Q6: Business Rules and Enterprise Architecture
Question: What role should business rules play in enterprise architecture?
Reverse-engineering business rules from legacy systems accurately and fully is virtually impossible. The original business intent is simply lost. Reconstruction of business logic has been tried time and time again, often aided by automated tools, but measured against time and cost, has seldom achieved satisfactory results. What a waste!
The solution is simply to stop hard-coding business rules into procedural languages. Rules will change and they will be needed for new business initiatives and platforms. The opportunity costs of continuing to follow traditional practices - not to mention the 'maintenance' costs - are simply too great. The alternative is applying rule technology that can support rules expressed in more natural (declarative) form.

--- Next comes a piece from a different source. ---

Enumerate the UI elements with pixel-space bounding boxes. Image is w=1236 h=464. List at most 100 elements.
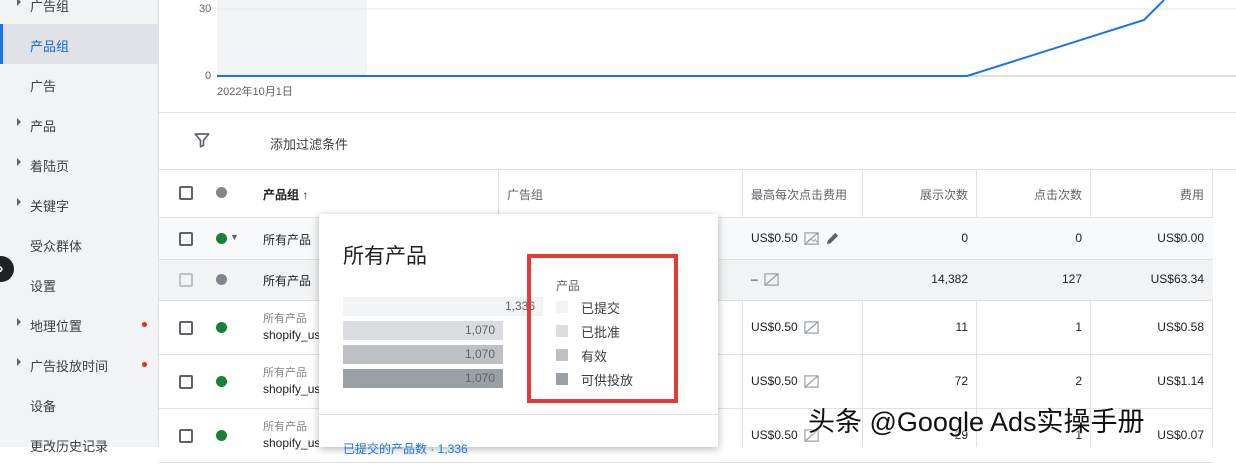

The Manifesto summarizes the principle as follows ...
6.2. Executing rules directly - for example in a rules engine - is a better implementation strategy than transcribing the rules into some procedural form.
With computing power so vastly improved, there is less and less reason every day to support business rules using procedural languages. Why are we still programming the evaluation of rules ourselves?! Just as a DBMS removes data management as an application concern, so too does a rule technology for the evaluation of rules.
A related issue is compliance - not just regulatory compliance, but compliance with contractual obligations, deals, agreements, licenses, warranties, and so on. If you want to delight customers, keep your commitments.
To demonstrate compliance you must be able to determine how your systems actually got the outcomes they did. That way, if there's a mistake you can correct it. The Manifesto states the principle as follows ...
6.3. A business rule system must always be able to explain the reasoning by which it arrives at conclusions or takes action.
Today, demonstrating compliance is a largely hit-or-miss affair, always after the fact. Does it have to be? No! Just as a DBMS logs all transactions, a state-of-the-art enterprise architecture is one that logs the specific rules used to make evaluations and decisions. Compliance based on rules can and should be built-in.